This is a great discussion. I’d like to bring in one other consideration. When there are at least 3 predictors in the model, fit two models: (1) logit link with all 2-way interactions and (2) log link with all 2-way interactions. See which of the two models has the lower likelihood ratio \chi^2 statistic for the combined interaction terms. The model that needs the fewest interactions is more often than not the model that is set up to discover subject matter-relevant interactions and not just “keep the probabilities between 0 and 1” interactions.
Well said. To illustrate this we just need to switch from RR(Y) to RR(not-Y) i.e. run a GLM with “alive” as the outcome instead of “dead”. This is what we get:
Now there is a product term that suggests effect modification on the RR scale only because of the variability in the “keep the probabilities between 0 and 1” interactions as circumstances change. On the OR scale this does not happen.
Everything I know about this issue comes from reading Dr. Stephen Senn, Dr. Harrell, or Dr. Sander Greenland. As far as I can tell, there is more agreement than disagreement among them, but I understand this might not be so obvious unless you go through a number of papers. It certainly wasn’t clear to me upon first reading a few of these.

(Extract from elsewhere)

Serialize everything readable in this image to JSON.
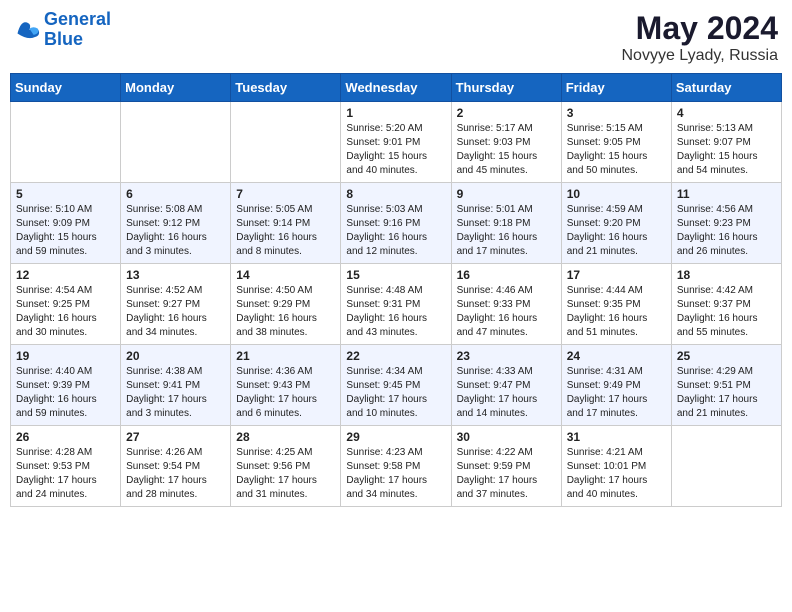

Here are some papers (in my opinion) critical to understanding the points raised by Senn and Frank: Lee, Y; Nelder, F (2004)Conditional and Marginal Models: Another View. Stat. Sci. 19(2) (link)
Blockquote
There has existed controversy about the use of marginal and conditional models, particularly in the analysis of data from longitudinal studies. We show that alleged differences in the behavior of parameters in so-called marginal and conditional models are based on a failure to compare like with like. In particular, these seemingly apparent differences are meaningless because they are mainly caused by preimposed unidentifiable constraints on the random effects in models. We discuss the advantages of conditional models over marginal models. We regard the conditional model as fundamental, from which marginal predictions can be made
Blockquote
When making patient decisions, one can easily (in most situations) convert the relative effect from the first step into an absolute risk reduction if one has an estimate of the current patient’s absolute risk. This estimate may come from the same trial that produced the relative efficacy estimate, if the RCT enrolled a sufficient variety of subjects. Or it can come from a purely observational study if that study contains a large number of subjects given usual care or some other appropriate reference set.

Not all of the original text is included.